Geistes- und Kulturwissenschaften

Die nachfolgenden Stiftungen fördern Studium, Wissenschaft und Forschung an der LMU München in den Geistes- und Kulturwissenschaften.

Pfarrer-Elz-Stiftung

Gründer
Pfarrer Peter Ewald Elz
Jahr
1993
Fachbereich
Geistes- und Kulturwissenschaften
Beschreibung
Die Pfarrer-Elz-Stiftung hat die Förderung der theologischen und kirchlich-philosophischen Forschung und Lehre an der LMU zum Ziel.

Weihbischof Dr. Ernst Tewes-Stiftung

Gründer
Weihbischof Dr.
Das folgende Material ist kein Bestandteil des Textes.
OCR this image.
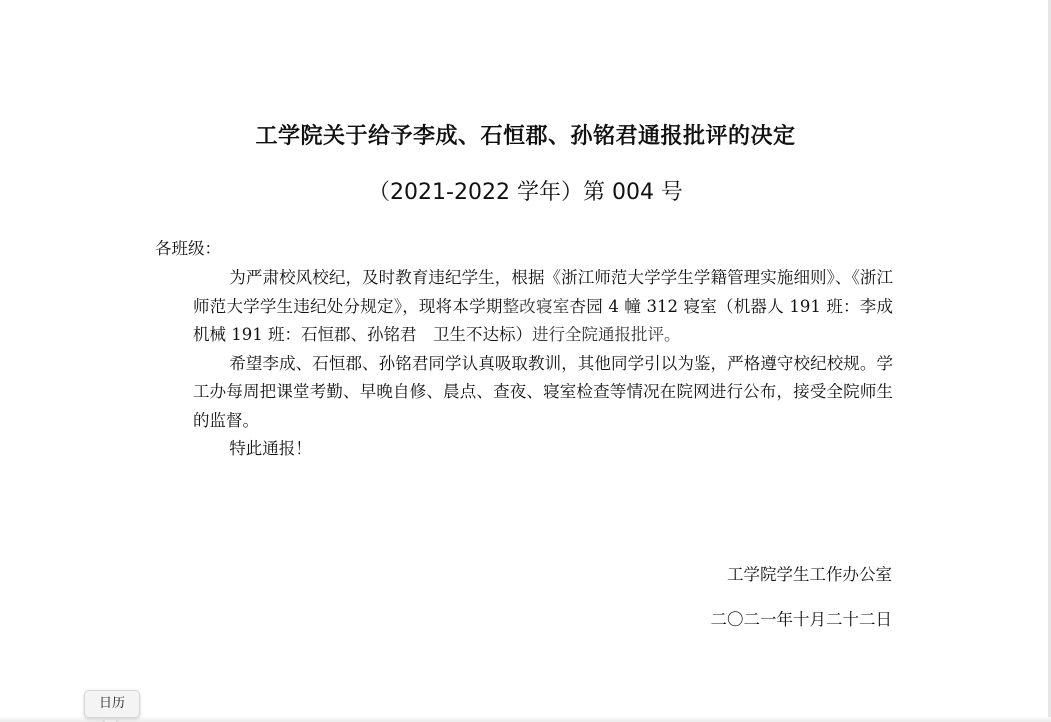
工学院关于给予李成、石恒郡、孙铭君通报批评的决定
（2021-2022 学年）第 004 号
各班级：

为严肃校风校纪，及时教育违纪学生，根据《浙江师范大学学生学籍管理实施细则》、《浙江师范大学学生违纪处分规定》，现将本学期整改寝室杏园 4 幢 312 寝室（机器人 191 班：李成　机械 191 班：石恒郡、孙铭君　卫生不达标）进行全院通报批评。

希望李成、石恒郡、孙铭君同学认真吸取教训，其他同学引以为鉴，严格遵守校纪校规。学工办每周把课堂考勤、早晚自修、晨点、查夜、寝室检查等情况在院网进行公布，接受全院师生的监督。

特此通报！

工学院学生工作办公室
二〇二一年十月二十二日
日历
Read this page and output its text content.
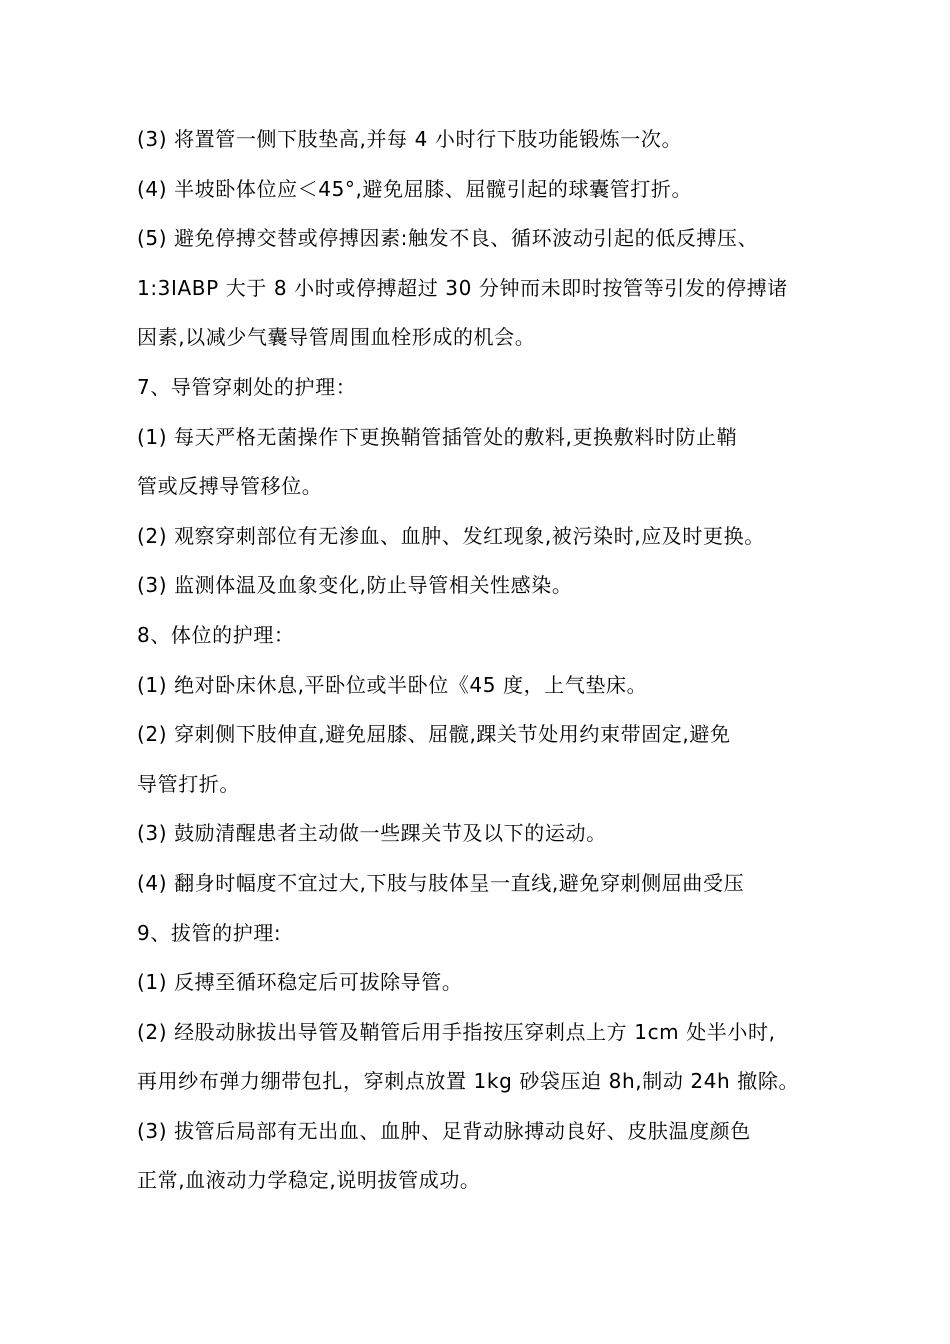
(3) 将置管一侧下肢垫高,并每 4 小时行下肢功能锻炼一次。
(4) 半坡卧体位应＜45°,避免屈膝、屈髋引起的球囊管打折。
(5) 避免停搏交替或停搏因素:触发不良、循环波动引起的低反搏压、
1:3IABP 大于 8 小时或停搏超过 30 分钟而未即时按管等引发的停搏诸
因素,以减少气囊导管周围血栓形成的机会。
7、导管穿刺处的护理：
(1) 每天严格无菌操作下更换鞘管插管处的敷料,更换敷料时防止鞘
管或反搏导管移位。
(2) 观察穿刺部位有无渗血、血肿、发红现象,被污染时,应及时更换。
(3) 监测体温及血象变化,防止导管相关性感染。
8、体位的护理：
(1) 绝对卧床休息,平卧位或半卧位《45 度，上气垫床。
(2) 穿刺侧下肢伸直,避免屈膝、屈髋,踝关节处用约束带固定,避免
导管打折。
(3) 鼓励清醒患者主动做一些踝关节及以下的运动。
(4) 翻身时幅度不宜过大,下肢与肢体呈一直线,避免穿刺侧屈曲受压
9、拔管的护理:
(1) 反搏至循环稳定后可拔除导管。
(2) 经股动脉拔出导管及鞘管后用手指按压穿刺点上方 1cm 处半小时,
再用纱布弹力绷带包扎，穿刺点放置 1kg 砂袋压迫 8h,制动 24h 撤除。
(3) 拔管后局部有无出血、血肿、足背动脉搏动良好、皮肤温度颜色
正常,血液动力学稳定,说明拔管成功。
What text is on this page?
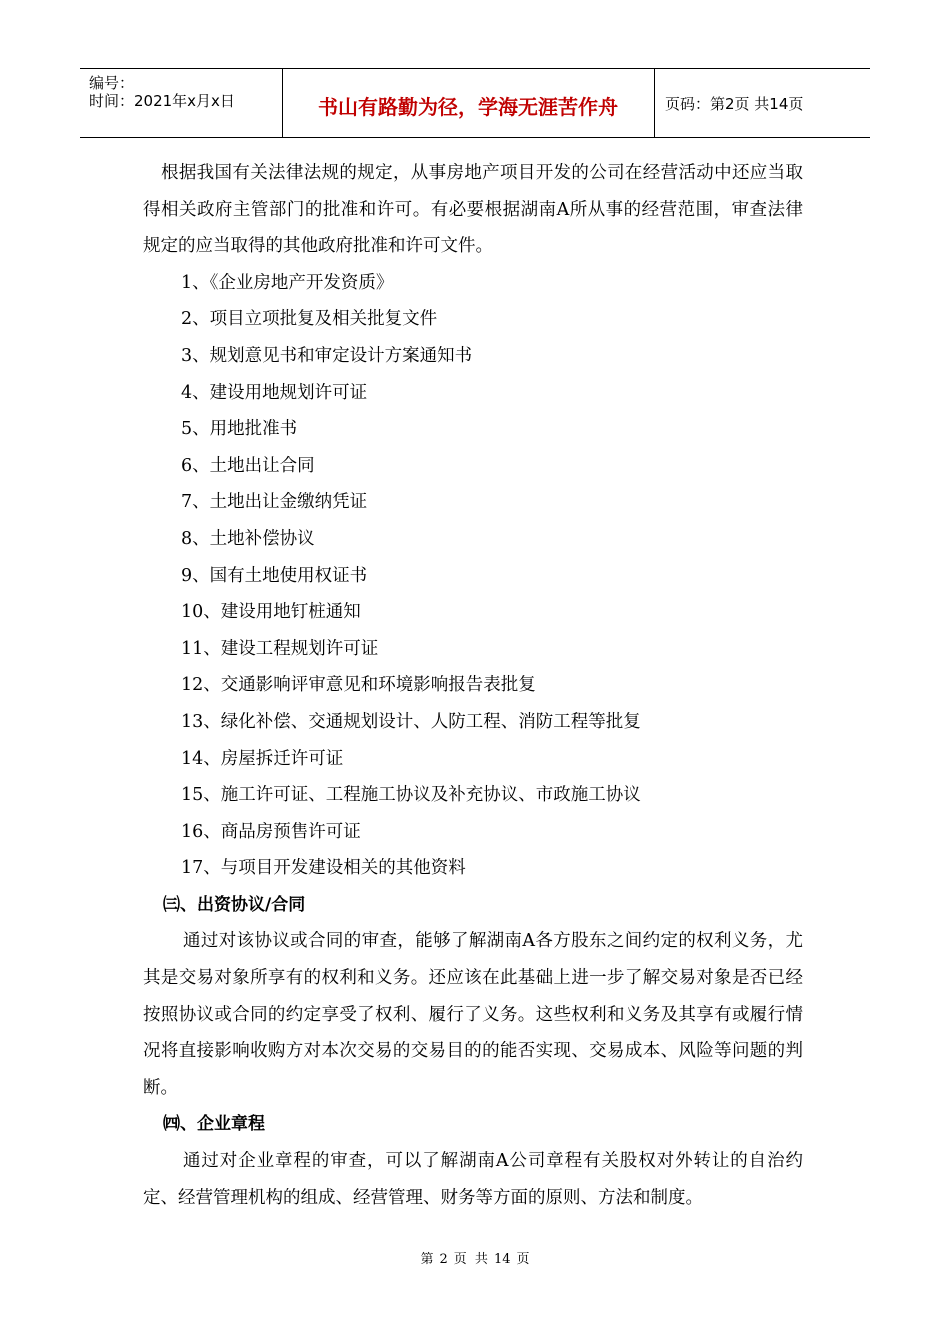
编号：
时间：2021年x月x日	书山有路勤为径，学海无涯苦作舟	页码：第2页 共14页

根据我国有关法律法规的规定，从事房地产项目开发的公司在经营活动中还应当取得相关政府主管部门的批准和许可。有必要根据湖南A所从事的经营范围，审查法律规定的应当取得的其他政府批准和许可文件。

1、《企业房地产开发资质》
2、项目立项批复及相关批复文件
3、规划意见书和审定设计方案通知书
4、建设用地规划许可证
5、用地批准书
6、土地出让合同
7、土地出让金缴纳凭证
8、土地补偿协议
9、国有土地使用权证书
10、建设用地钉桩通知
11、建设工程规划许可证
12、交通影响评审意见和环境影响报告表批复
13、绿化补偿、交通规划设计、人防工程、消防工程等批复
14、房屋拆迁许可证
15、施工许可证、工程施工协议及补充协议、市政施工协议
16、商品房预售许可证
17、与项目开发建设相关的其他资料

㈢、出资协议/合同

通过对该协议或合同的审查，能够了解湖南A各方股东之间约定的权利义务，尤其是交易对象所享有的权利和义务。还应该在此基础上进一步了解交易对象是否已经按照协议或合同的约定享受了权利、履行了义务。这些权利和义务及其享有或履行情况将直接影响收购方对本次交易的交易目的的能否实现、交易成本、风险等问题的判断。

㈣、企业章程

通过对企业章程的审查，可以了解湖南A公司章程有关股权对外转让的自治约定、经营管理机构的组成、经营管理、财务等方面的原则、方法和制度。

第 2 页 共 14 页
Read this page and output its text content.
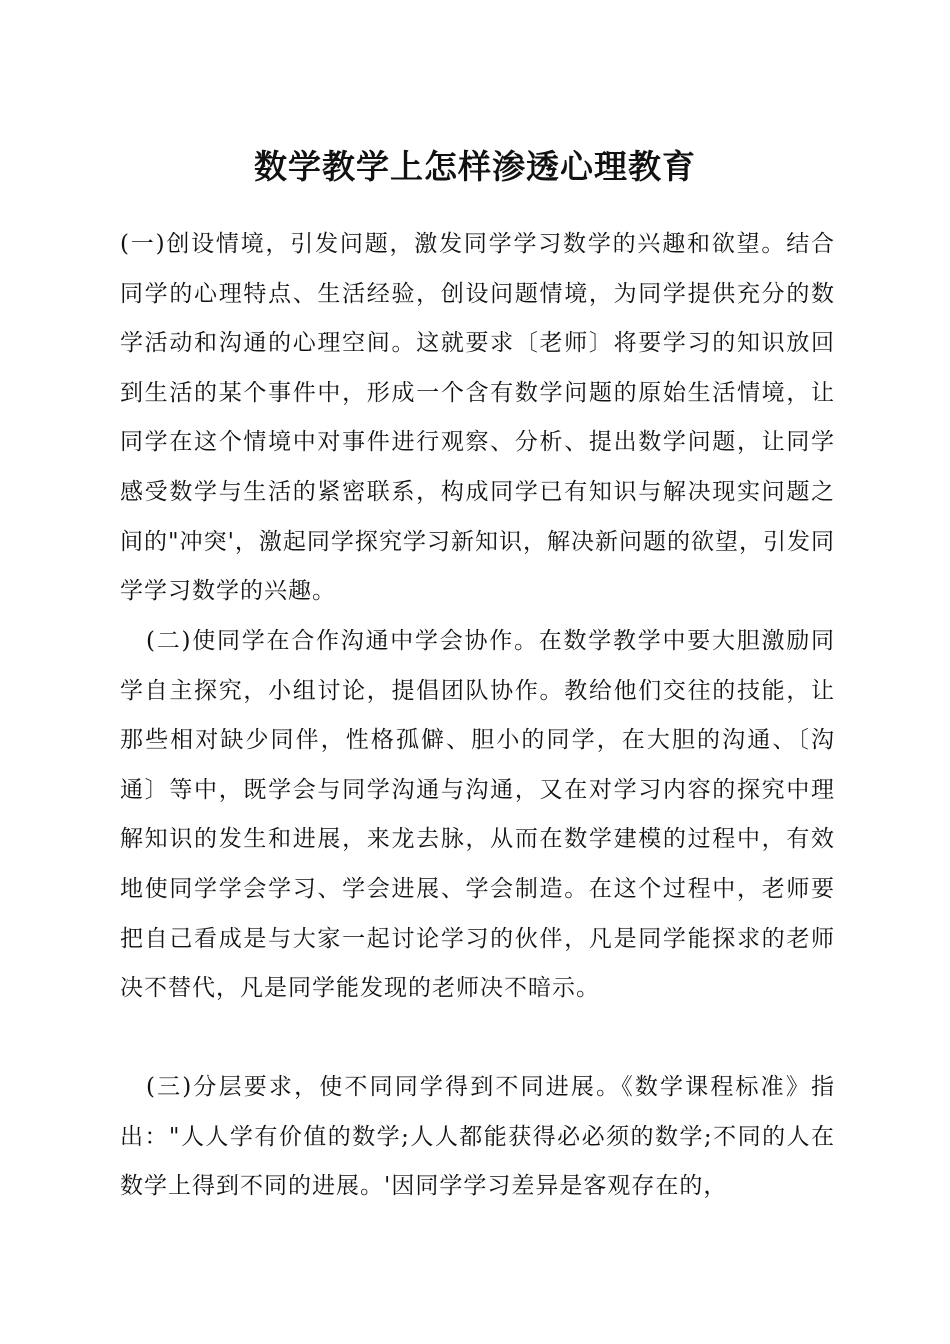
数学教学上怎样渗透心理教育
(一)创设情境，引发问题，激发同学学习数学的兴趣和欲望。结合同学的心理特点、生活经验，创设问题情境，为同学提供充分的数学活动和沟通的心理空间。这就要求〔老师〕将要学习的知识放回到生活的某个事件中，形成一个含有数学问题的原始生活情境，让同学在这个情境中对事件进行观察、分析、提出数学问题，让同学感受数学与生活的紧密联系，构成同学已有知识与解决现实问题之间的"冲突'，激起同学探究学习新知识，解决新问题的欲望，引发同学学习数学的兴趣。
(二)使同学在合作沟通中学会协作。在数学教学中要大胆激励同学自主探究，小组讨论，提倡团队协作。教给他们交往的技能，让那些相对缺少同伴，性格孤僻、胆小的同学，在大胆的沟通、〔沟通〕等中，既学会与同学沟通与沟通，又在对学习内容的探究中理解知识的发生和进展，来龙去脉，从而在数学建模的过程中，有效地使同学学会学习、学会进展、学会制造。在这个过程中，老师要把自己看成是与大家一起讨论学习的伙伴，凡是同学能探求的老师决不替代，凡是同学能发现的老师决不暗示。
(三)分层要求，使不同同学得到不同进展。《数学课程标准》指出："人人学有价值的数学;人人都能获得必必须的数学;不同的人在数学上得到不同的进展。'因同学学习差异是客观存在的，
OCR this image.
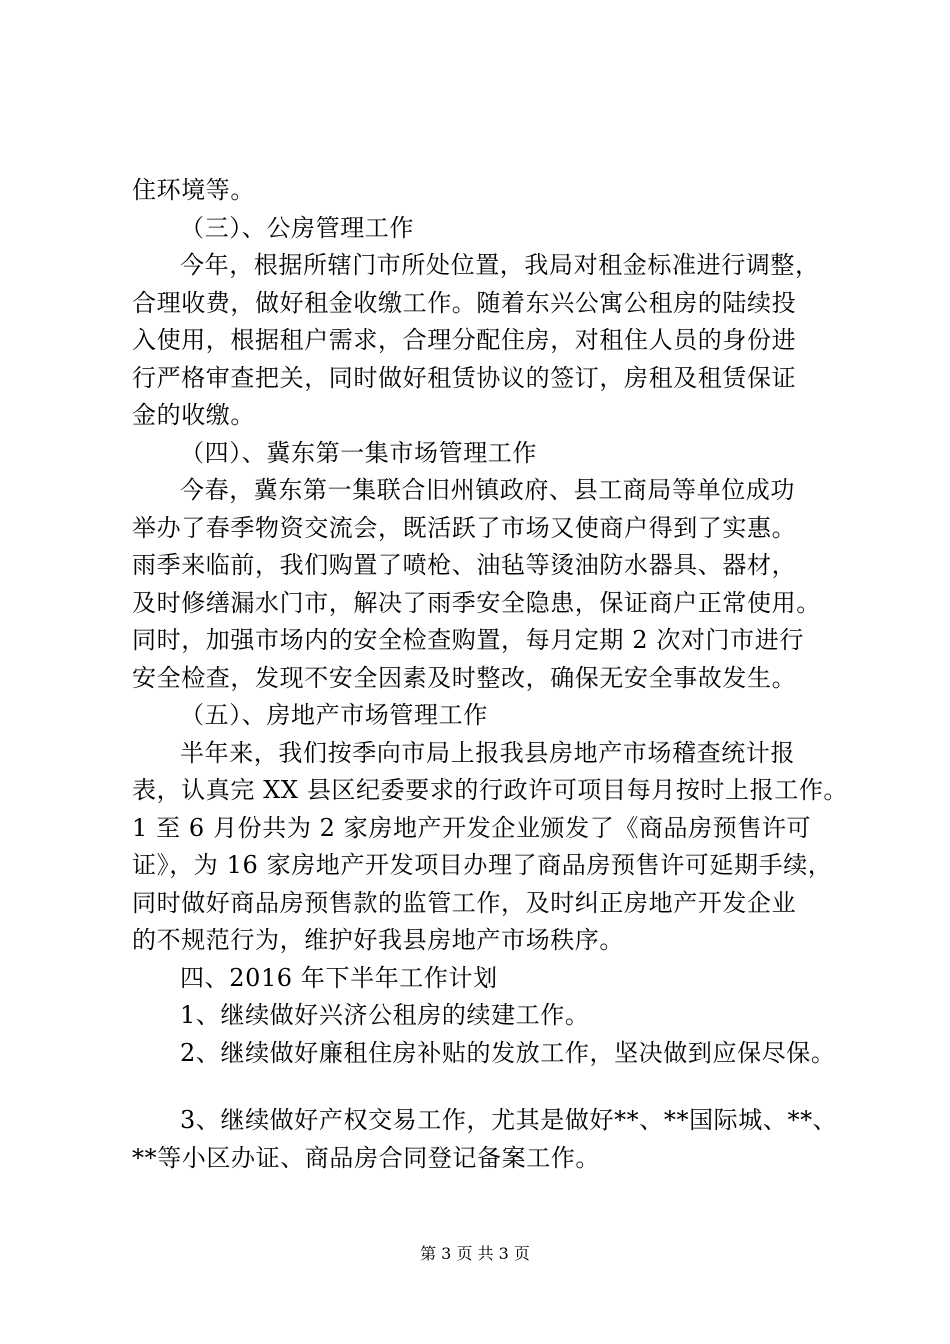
住环境等。
（三）、公房管理工作
今年，根据所辖门市所处位置，我局对租金标准进行调整，
合理收费，做好租金收缴工作。随着东兴公寓公租房的陆续投
入使用，根据租户需求，合理分配住房，对租住人员的身份进
行严格审查把关，同时做好租赁协议的签订，房租及租赁保证
金的收缴。
（四）、冀东第一集市场管理工作
今春，冀东第一集联合旧州镇政府、县工商局等单位成功
举办了春季物资交流会，既活跃了市场又使商户得到了实惠。
雨季来临前，我们购置了喷枪、油毡等烫油防水器具、器材，
及时修缮漏水门市，解决了雨季安全隐患，保证商户正常使用。
同时，加强市场内的安全检查购置，每月定期 2 次对门市进行
安全检查，发现不安全因素及时整改，确保无安全事故发生。
（五）、房地产市场管理工作
半年来，我们按季向市局上报我县房地产市场稽查统计报
表，认真完 XX 县区纪委要求的行政许可项目每月按时上报工作。
1 至 6 月份共为 2 家房地产开发企业颁发了《商品房预售许可
证》，为 16 家房地产开发项目办理了商品房预售许可延期手续，
同时做好商品房预售款的监管工作，及时纠正房地产开发企业
的不规范行为，维护好我县房地产市场秩序。
四、2016 年下半年工作计划
1、继续做好兴济公租房的续建工作。
2、继续做好廉租住房补贴的发放工作，坚决做到应保尽保。
3、继续做好产权交易工作，尤其是做好**、**国际城、**、
**等小区办证、商品房合同登记备案工作。
第 3 页 共 3 页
Ernst Tewes
Jahr
1993
Fachbereich
Geistes- und Kulturwissenschaften
Beschreibung
Seine Stiftung dient der selbstlosen finanziellen Förderung der wissenschaftlichen Forschung in der Katholisch-Theologischen Fakultät; der Zweck wird insbesondere erfüllt durch die Verleihung des Johann Michael Sailer-Preises für eine hervorragende wissenschaftliche Arbeit.
Herr Dr. Ernst Tewes (* 4. Dezember 1908 in Essen, † 16. Januar 1998 in München) war Weihbischof der römisch-katholischen Kirche im Erzbistum München und Freising.

Dr. Wolf Hamann-Stiftung

Gründer
Dr. Wolf Hamann
Jahr
2006
Fachbereich
Geistes- und Kulturwissenschaften
Beschreibung
Wissenschaftliche Förderung der Vorderasiatischen Archäologie an der Ludwig-Maximilians-Universität. Der Stiftungszweck wird insbesondere durch Reisekostenzuschüsse in Zusammenhang mit Promotionsvorhaben verwirklicht.
Nach einer erfolgreichen Tätigkeit als Architekt studierte Herr Dr. Hamann Geschichte an der LMU und wurde hier promoviert. Im Rahmen seiner Promotion beschäftigte er sich auch mit der Vorderasiatischen Archäologie und war ein gern gesehener Gast am gleichnamigen Institut. Diese Studien veranlassten ihn, die nach ihm benannte Stiftung zu gründen, mit dem Ziel, die Vorderasiatische Archäologie an der LMU München zu fördern.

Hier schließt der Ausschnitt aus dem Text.